I, in addition to the elephant as it turned out, assumed that Ash’s plan was to swerve to the right, fitting neatly into that little slice of street that the big grey guy hadn’t yet covered.
However more full of ferociousness than of not, he stampeded towards that empty space of road and, more frighteningly, towards us, in one powerful trot of a tantrum.
With a screeching skid, Ash turned the motorbike around and we fled backwards, in a horrified mixture of shocked laughter and disbelief that there was indeed an extremely pissed off wild elephant that seemed to be have knighted himself king of the road and wanted us to Billy Goats Gruff it across the asphalt.
He also seemed fond of stepping on us with those big old wrinkly clubs of feet of his and grinding us into oblivion, but that was a thought I slipped out the side of my brain for dwelling on at a different time.
Waiting for several other cars to pass, and watching the elephants benign reaction to their presence, we decided to try to slip in behind an automobile and quickly, and painlessly cross by the elephant.
It was a nice plan in theory.
As soon as he spotted us, the interracial motorbike, he set out stamping and guffawing to keep us from crossing his blessed asphalt.

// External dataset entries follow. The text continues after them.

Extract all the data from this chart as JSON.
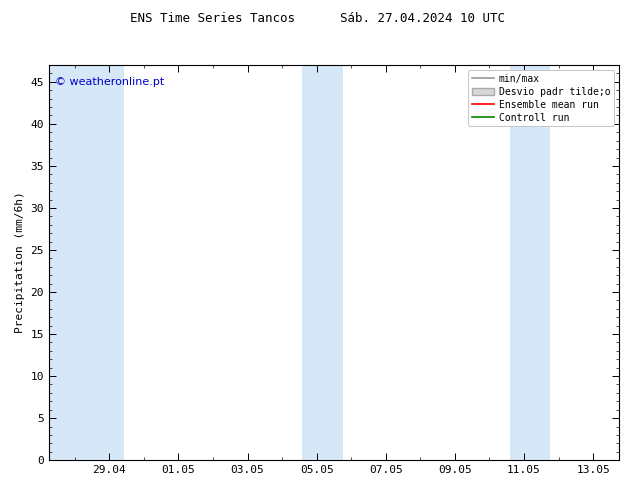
{
  "title": "ENS Time Series Tancos      Sáb. 27.04.2024 10 UTC",
  "ylabel": "Precipitation (mm/6h)",
  "ylim": [
    0,
    47
  ],
  "yticks": [
    0,
    5,
    10,
    15,
    20,
    25,
    30,
    35,
    40,
    45
  ],
  "xtick_labels": [
    "29.04",
    "01.05",
    "03.05",
    "05.05",
    "07.05",
    "09.05",
    "11.05",
    "13.05"
  ],
  "shaded_color": "#d6e8f7",
  "background_color": "#ffffff",
  "border_color": "#000000",
  "watermark": "© weatheronline.pt",
  "watermark_color": "#0000cc",
  "legend_items": [
    {
      "label": "min/max",
      "color": "#999999",
      "lw": 1.2
    },
    {
      "label": "Desvio padr tilde;o",
      "color": "#cccccc",
      "lw": 6
    },
    {
      "label": "Ensemble mean run",
      "color": "#ff0000",
      "lw": 1.2
    },
    {
      "label": "Controll run",
      "color": "#008000",
      "lw": 1.2
    }
  ],
  "title_fontsize": 9,
  "tick_fontsize": 8,
  "ylabel_fontsize": 8,
  "watermark_fontsize": 8,
  "legend_fontsize": 7
}
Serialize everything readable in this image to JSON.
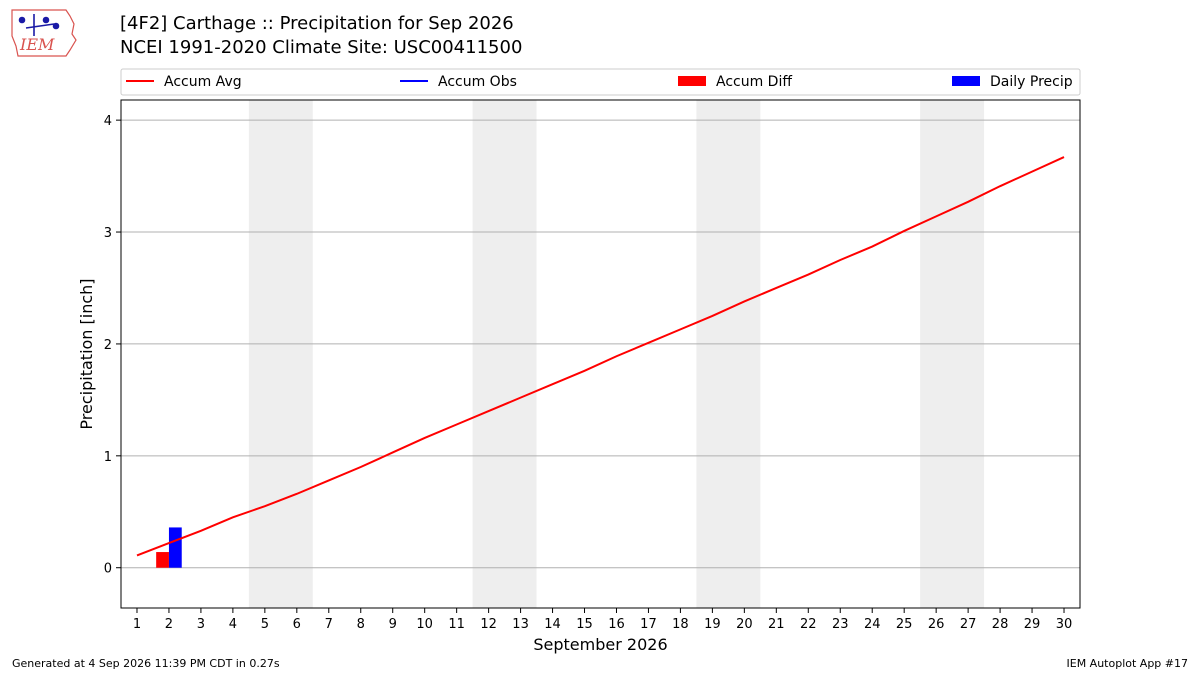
{
  "header": {
    "title_line1": "[4F2] Carthage :: Precipitation for Sep 2026",
    "title_line2": "NCEI 1991-2020 Climate Site: USC00411500",
    "logo_text": "IEM"
  },
  "footer": {
    "generated": "Generated at 4 Sep 2026 11:39 PM CDT in 0.27s",
    "app": "IEM Autoplot App #17"
  },
  "colors": {
    "accum_avg": "#ff0000",
    "accum_obs": "#0000ff",
    "accum_diff": "#ff0000",
    "daily_precip": "#0000ff",
    "weekend_band": "#eeeeee",
    "grid": "#b0b0b0"
  },
  "chart_data": {
    "type": "line",
    "xlabel": "September 2026",
    "ylabel": "Precipitation [inch]",
    "xlim": [
      0.5,
      30.5
    ],
    "ylim": [
      -0.36,
      4.18
    ],
    "x_ticks": [
      1,
      2,
      3,
      4,
      5,
      6,
      7,
      8,
      9,
      10,
      11,
      12,
      13,
      14,
      15,
      16,
      17,
      18,
      19,
      20,
      21,
      22,
      23,
      24,
      25,
      26,
      27,
      28,
      29,
      30
    ],
    "y_ticks": [
      0,
      1,
      2,
      3,
      4
    ],
    "grid": "horizontal",
    "legend_position": "top",
    "legend": [
      "Accum Avg",
      "Accum Obs",
      "Accum Diff",
      "Daily Precip"
    ],
    "weekend_bands": [
      [
        4.5,
        6.5
      ],
      [
        11.5,
        13.5
      ],
      [
        18.5,
        20.5
      ],
      [
        25.5,
        27.5
      ]
    ],
    "series": [
      {
        "name": "Accum Avg",
        "kind": "line",
        "x": [
          1,
          2,
          3,
          4,
          5,
          6,
          7,
          8,
          9,
          10,
          11,
          12,
          13,
          14,
          15,
          16,
          17,
          18,
          19,
          20,
          21,
          22,
          23,
          24,
          25,
          26,
          27,
          28,
          29,
          30
        ],
        "values": [
          0.11,
          0.22,
          0.33,
          0.45,
          0.55,
          0.66,
          0.78,
          0.9,
          1.03,
          1.16,
          1.28,
          1.4,
          1.52,
          1.64,
          1.76,
          1.89,
          2.01,
          2.13,
          2.25,
          2.38,
          2.5,
          2.62,
          2.75,
          2.87,
          3.01,
          3.14,
          3.27,
          3.41,
          3.54,
          3.67
        ]
      },
      {
        "name": "Accum Obs",
        "kind": "line",
        "x": [],
        "values": []
      },
      {
        "name": "Accum Diff",
        "kind": "bar",
        "x": [
          2
        ],
        "values": [
          0.14
        ]
      },
      {
        "name": "Daily Precip",
        "kind": "bar",
        "x": [
          2
        ],
        "values": [
          0.36
        ]
      }
    ]
  }
}
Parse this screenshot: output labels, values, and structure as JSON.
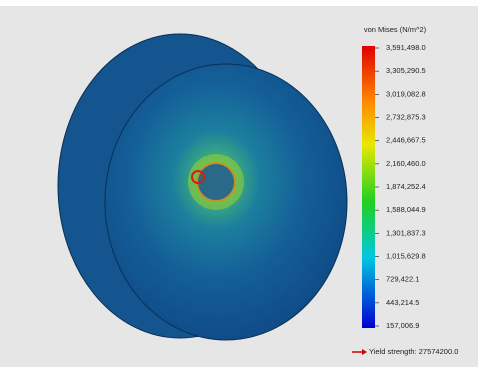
{
  "legend": {
    "title": "von Mises (N/m^2)",
    "labels": [
      "3,591,498.0",
      "3,305,290.5",
      "3,019,082.8",
      "2,732,875.3",
      "2,446,667.5",
      "2,160,460.0",
      "1,874,252.4",
      "1,588,044.9",
      "1,301,837.3",
      "1,015,629.8",
      "729,422.1",
      "443,214.5",
      "157,006.9"
    ]
  },
  "yield_label": "Yield strength: 27574200.0"
}
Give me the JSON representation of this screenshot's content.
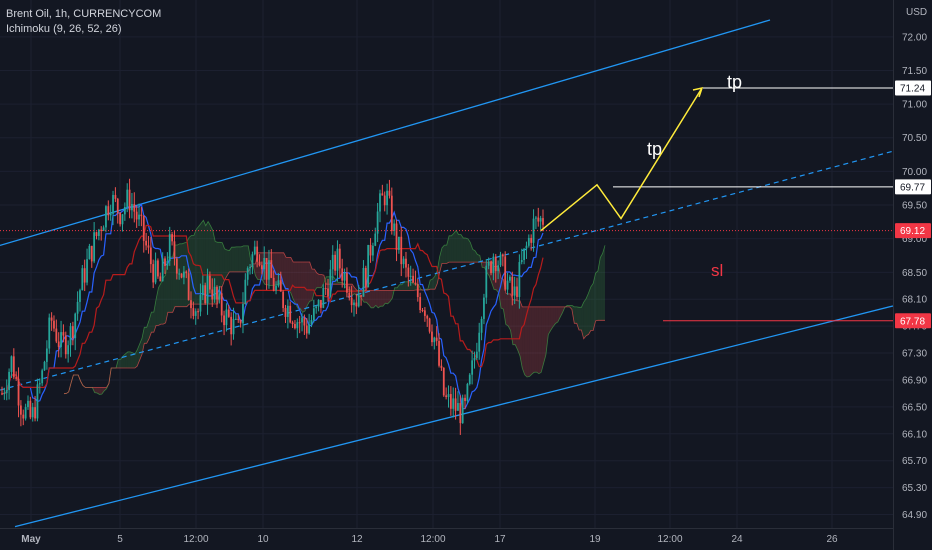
{
  "symbol_title": "Brent Oil, 1h, CURRENCYCOM",
  "indicator": "Ichimoku (9, 26, 52, 26)",
  "currency": "USD",
  "colors": {
    "background": "#131722",
    "up": "#26a69a",
    "down": "#ef5350",
    "channel": "#2196f3",
    "projection": "#ffeb3b",
    "tenkan": "#2962ff",
    "kijun": "#b71c1c",
    "cloud_bull": "#43a047",
    "cloud_bear": "#ef5350",
    "current_price": "#f23645",
    "sl": "#f23645",
    "tp_line": "#ffffff",
    "axis_text": "#b2b5be"
  },
  "annotations": {
    "tp1": "tp",
    "tp2": "tp",
    "sl": "sl"
  },
  "chart_data": {
    "type": "candlestick",
    "ylim": [
      64.7,
      72.25
    ],
    "y_ticks": [
      "72.00",
      "71.50",
      "71.00",
      "70.50",
      "70.00",
      "69.50",
      "69.00",
      "68.50",
      "68.10",
      "67.70",
      "67.30",
      "66.90",
      "66.50",
      "66.10",
      "65.70",
      "65.30",
      "64.90"
    ],
    "x_ticks": [
      {
        "label": "May",
        "bold": true
      },
      {
        "label": "5",
        "bold": false
      },
      {
        "label": "12:00",
        "bold": false
      },
      {
        "label": "10",
        "bold": false
      },
      {
        "label": "12",
        "bold": false
      },
      {
        "label": "12:00",
        "bold": false
      },
      {
        "label": "17",
        "bold": false
      },
      {
        "label": "19",
        "bold": false
      },
      {
        "label": "12:00",
        "bold": false
      },
      {
        "label": "24",
        "bold": false
      },
      {
        "label": "26",
        "bold": false
      }
    ],
    "price_tags": [
      {
        "value": 71.24,
        "label": "71.24",
        "kind": "tp"
      },
      {
        "value": 69.77,
        "label": "69.77",
        "kind": "tp"
      },
      {
        "value": 69.12,
        "label": "69.12",
        "kind": "current"
      },
      {
        "value": 67.78,
        "label": "67.78",
        "kind": "sl"
      }
    ],
    "levels": [
      {
        "name": "tp2",
        "value": 71.24
      },
      {
        "name": "tp1",
        "value": 69.77
      },
      {
        "name": "current",
        "value": 69.12
      },
      {
        "name": "sl",
        "value": 67.78
      }
    ],
    "candles_approx_path": [
      66.7,
      67.2,
      66.5,
      66.3,
      66.9,
      67.8,
      67.4,
      67.6,
      68.3,
      68.8,
      69.2,
      69.6,
      69.4,
      69.6,
      69.2,
      68.7,
      68.3,
      68.9,
      68.6,
      68.2,
      67.9,
      68.4,
      68.0,
      67.8,
      67.6,
      68.6,
      68.9,
      68.5,
      68.2,
      68.0,
      67.8,
      67.7,
      67.9,
      68.3,
      68.7,
      68.4,
      68.1,
      68.5,
      69.3,
      69.7,
      69.0,
      68.5,
      68.2,
      68.0,
      67.5,
      66.6,
      66.5,
      66.4,
      67.2,
      68.3,
      68.8,
      68.5,
      68.1,
      68.7,
      69.2,
      69.3
    ],
    "projection_path": [
      69.12,
      69.8,
      69.3,
      71.24
    ]
  }
}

In a shriek of sound and speed and the smell of too much confusion and a lot of petroleum.
We somehow managed across that blasted barrier and away in a flash of Hindi curse words that had sprung a leak from Ash’s mouth.
A couple kilometers down the road, we spotted a few more innocent Thai passer byers on their motorbikes and honked at them shouting and pointing, “CHANG!!!!! CHANG!!!!!”
ELEPHANT!!!!!!
ELEPHANT!!!!!!!!!!
Fortunately that was one of the few Thai words floating around in our foreign vocabularies, thanks to the way in which the cheapest laundry detergent in Thailand is brand named “Chang.”
Essential knowledge for any college student.